Jacob is convinced it’s God with whom he wrestles and as we think about what to do with this story that will be our base as well. It says much about God that instead of punishing “Jacob’s conflictive character, [God] challenges and reshapes it so that Jacob is able to live into his promised destiny….” Jacob’s story is our reminder that “in the life of faith, there is no one model to which we must conform and submit.” God not only allows for all kinds of temperaments and personalities, God creates us to have such unique traits.
My friends, the Good News this morning is like Jacob, God meets us where we are as we are right now. That’s why there’s no room for those “why him?” “why her?” “why them?” questions when you’re seeking to follow God - at least not when those questions are personally motivated, for God chooses who God chooses. This is proven again and again throughout the biblical text.
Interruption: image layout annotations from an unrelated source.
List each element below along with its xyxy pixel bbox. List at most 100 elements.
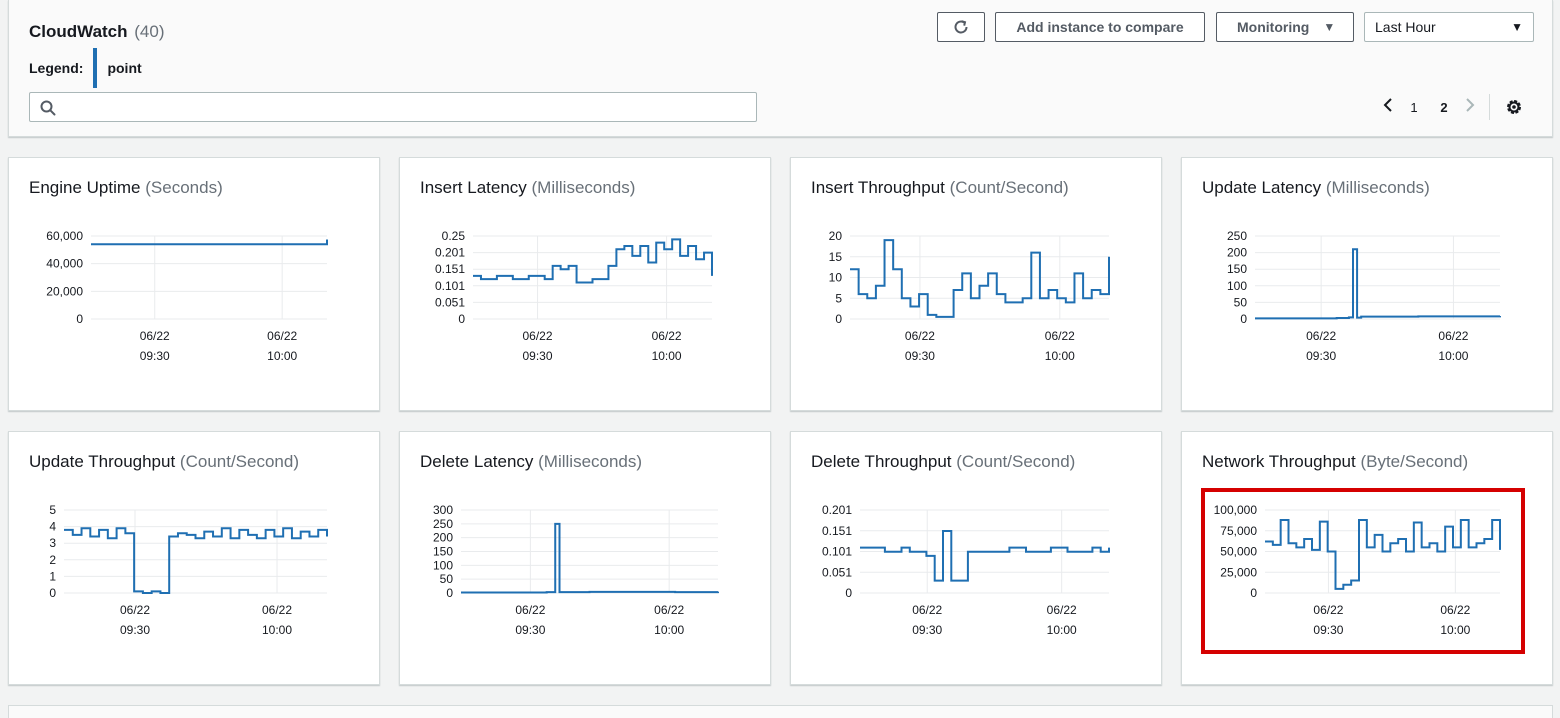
x-tick-label: 06/22 <box>652 329 682 343</box>
caret-down-icon: ▼ <box>1511 20 1523 34</box>
y-tick-label: 150 <box>433 545 453 559</box>
x-tick-label: 10:00 <box>267 349 297 363</box>
y-tick-label: 60,000 <box>46 229 83 243</box>
metric-chart: 0.25 0.201 0.151 0.101 0.051 0 06/22 09:30 06/22… <box>435 229 713 363</box>
y-tick-label: 0 <box>835 312 842 326</box>
refresh-button[interactable] <box>937 12 985 42</box>
y-tick-label: 40,000 <box>46 257 83 271</box>
legend: Legend: point <box>29 48 142 88</box>
legend-value: point <box>107 60 142 76</box>
header-panel: CloudWatch (40) Legend: point Add instan… <box>8 0 1553 137</box>
metric-chart: 0.201 0.151 0.101 0.051 0 06/22 09:30 06/22 10:0… <box>822 503 1110 637</box>
y-tick-label: 0 <box>446 586 453 600</box>
x-tick-label: 06/22 <box>1306 329 1336 343</box>
legend-swatch <box>93 48 98 88</box>
x-tick-label: 09:30 <box>1306 349 1336 363</box>
metric-chart: 20 15 10 5 0 06/22 09:30 06/22 10:00 <box>829 229 1110 363</box>
page-1[interactable]: 1 <box>1399 100 1429 115</box>
y-tick-label: 10 <box>829 271 843 285</box>
metric-chart: 300250200150100500 06/22 09:30 06/22 10:00 <box>433 503 719 637</box>
y-tick-label: 0.101 <box>822 545 852 559</box>
refresh-icon <box>954 20 968 34</box>
y-tick-label: 0 <box>1240 312 1247 326</box>
series-line <box>860 530 1110 582</box>
y-tick-label: 3 <box>49 536 56 550</box>
y-tick-label: 0 <box>845 586 852 600</box>
add-instance-compare-button[interactable]: Add instance to compare <box>995 12 1205 42</box>
metric-card: Insert Latency (Milliseconds) 0.25 0.201 0.… <box>399 157 771 411</box>
x-tick-label: 06/22 <box>515 603 545 617</box>
page-2[interactable]: 2 <box>1429 100 1459 115</box>
y-tick-label: 100 <box>433 558 453 572</box>
y-tick-label: 5 <box>835 291 842 305</box>
x-tick-label: 10:00 <box>652 349 682 363</box>
prev-page-icon[interactable] <box>1377 97 1399 118</box>
y-tick-label: 5 <box>49 503 56 517</box>
metric-card: Delete Latency (Milliseconds) 300 250 200 15… <box>399 431 771 685</box>
y-tick-label: 0.151 <box>822 524 852 538</box>
highlight-box <box>1201 488 1525 654</box>
series-line <box>91 239 328 246</box>
x-tick-label: 06/22 <box>1045 329 1075 343</box>
series-line <box>1255 248 1501 320</box>
search-box[interactable] <box>29 92 757 122</box>
metric-card: Update Throughput (Count/Second) 5 4 3 2 1 0 06… <box>8 431 380 685</box>
x-tick-label: 06/22 <box>905 329 935 343</box>
x-tick-label: 06/22 <box>120 603 150 617</box>
metric-card: Insert Throughput (Count/Second) 20 15 10 5 0… <box>790 157 1162 411</box>
y-tick-label: 15 <box>829 250 843 264</box>
x-tick-label: 06/22 <box>140 329 170 343</box>
x-tick-label: 06/22 <box>1047 603 1077 617</box>
bottom-panel <box>8 705 1553 718</box>
y-tick-label: 1 <box>49 569 56 583</box>
x-tick-label: 10:00 <box>1045 349 1075 363</box>
y-tick-label: 250 <box>433 517 453 531</box>
caret-down-icon: ▼ <box>1323 20 1336 34</box>
y-tick-label: 20 <box>829 229 843 243</box>
y-tick-label: 4 <box>49 520 56 534</box>
x-tick-label: 06/22 <box>523 329 553 343</box>
monitoring-label: Monitoring <box>1237 19 1310 35</box>
x-tick-label: 06/22 <box>1438 329 1468 343</box>
monitoring-dropdown[interactable]: Monitoring ▼ <box>1216 12 1354 42</box>
series-line <box>473 238 713 284</box>
y-tick-label: 300 <box>433 503 453 517</box>
x-tick-label: 10:00 <box>1047 623 1077 637</box>
y-tick-label: 0 <box>49 586 56 600</box>
next-page-icon[interactable] <box>1459 97 1481 118</box>
series-line <box>64 527 328 594</box>
divider <box>1489 94 1490 120</box>
search-input[interactable] <box>64 97 744 117</box>
y-tick-label: 50 <box>1234 295 1248 309</box>
gear-icon[interactable] <box>1504 97 1524 117</box>
x-tick-label: 06/22 <box>262 603 292 617</box>
metric-card: Delete Throughput (Count/Second) 0.201 0.1… <box>790 431 1162 685</box>
y-tick-label: 0.25 <box>442 229 466 243</box>
y-tick-label: 0 <box>76 312 83 326</box>
y-tick-label: 200 <box>433 531 453 545</box>
y-tick-label: 0.201 <box>435 246 465 260</box>
time-range-select[interactable]: Last Hour ▼ <box>1364 12 1534 42</box>
y-tick-label: 0.101 <box>435 279 465 293</box>
time-range-value: Last Hour <box>1375 19 1436 35</box>
y-tick-label: 100 <box>1227 279 1247 293</box>
y-tick-label: 200 <box>1227 246 1247 260</box>
y-tick-label: 0.051 <box>435 295 465 309</box>
x-tick-label: 10:00 <box>654 623 684 637</box>
series-line <box>461 522 719 594</box>
x-tick-label: 06/22 <box>912 603 942 617</box>
pagination: 1 2 <box>1377 94 1524 120</box>
y-tick-label: 0.201 <box>822 503 852 517</box>
x-tick-label: 09:30 <box>120 623 150 637</box>
x-tick-label: 06/22 <box>267 329 297 343</box>
x-tick-label: 09:30 <box>905 349 935 363</box>
metric-chart: 5 4 3 2 1 0 06/22 09:30 06/22 10:00 <box>49 503 328 637</box>
x-tick-label: 10:00 <box>1438 349 1468 363</box>
x-tick-label: 09:30 <box>140 349 170 363</box>
x-tick-label: 10:00 <box>262 623 292 637</box>
series-line <box>850 239 1110 318</box>
y-tick-label: 250 <box>1227 229 1247 243</box>
metric-card: Update Latency (Milliseconds) 250 200 150 10… <box>1181 157 1553 411</box>
y-tick-label: 0.151 <box>435 262 465 276</box>
y-tick-label: 20,000 <box>46 284 83 298</box>
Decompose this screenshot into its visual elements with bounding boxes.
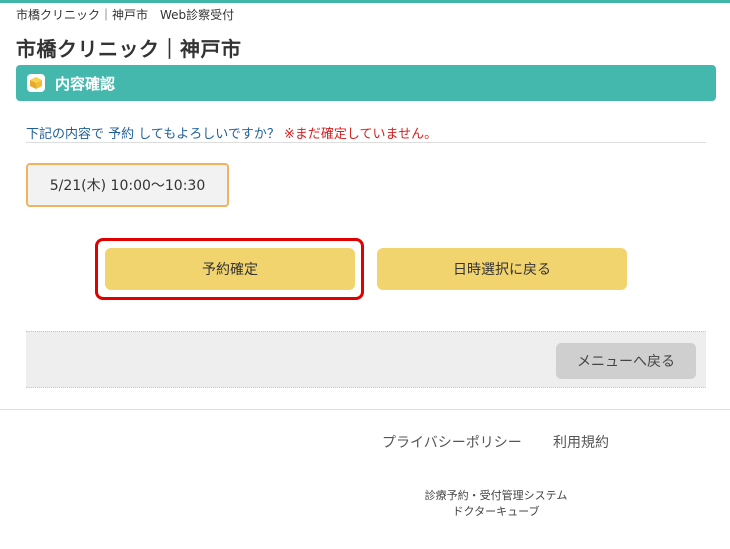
section-title: 内容確認 — [55, 74, 116, 93]
selected-slot: 5/21(木) 10:00～10:30 — [26, 163, 229, 207]
back-to-date-selection-button[interactable]: 日時選択に戻る — [377, 248, 627, 290]
cube-icon — [27, 74, 45, 92]
breadcrumb: 市橋クリニック｜神戸市 Web診察受付 — [16, 8, 235, 22]
confirm-reservation-button[interactable]: 予約確定 — [105, 248, 355, 290]
section-header-bar: 内容確認 — [16, 65, 716, 101]
system-name: 診療予約・受付管理システム — [424, 489, 568, 502]
not-confirmed-warning: ※まだ確定していません。 — [283, 127, 438, 142]
page-title: 市橋クリニック｜神戸市 — [16, 37, 242, 61]
divider — [26, 142, 706, 143]
back-to-menu-button[interactable]: メニューへ戻る — [556, 343, 696, 379]
terms-of-use-link[interactable]: 利用規約 — [553, 432, 609, 452]
confirmation-question: 下記の内容で 予約 してもよろしいですか？ — [26, 127, 280, 142]
system-brand: ドクターキューブ — [452, 505, 540, 518]
confirmation-message: 下記の内容で 予約 してもよろしいですか？ ※まだ確定していません。 — [26, 123, 437, 142]
top-accent-rule — [0, 0, 730, 3]
privacy-policy-link[interactable]: プライバシーポリシー — [382, 432, 522, 452]
footer-divider — [0, 409, 730, 410]
menu-bar: メニューへ戻る — [26, 331, 706, 388]
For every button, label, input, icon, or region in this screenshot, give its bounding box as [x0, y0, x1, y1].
Imperfect, even shifty people are chosen to be patriarchs and matriarchs, leaders and judges, prophets and the very mother of God.
Like Sarah’s story from last week, Jacob’s story reminds us that God is unconventional, irreverent, and subversive. And lest we be tempted to domesticate God into a mild, passive deity who simply supplies our needs and comforts us in times of heartbreak we would do well to remember Jacob’s story. He “came away from the encounter with unbounded blessings, but he also walked away limping - a man permanently marked.”
The rest of the Good News this morning is that the same God who is intimately engaged with us, the same God who seeks us when we’re at our most vulnerable, the same God who offers us blessings is “wily, unpredictable, and dangerous.”
Engage with this God and you might walk away limping. Engage with this God and you will absolutely walk away with a new name. Amen.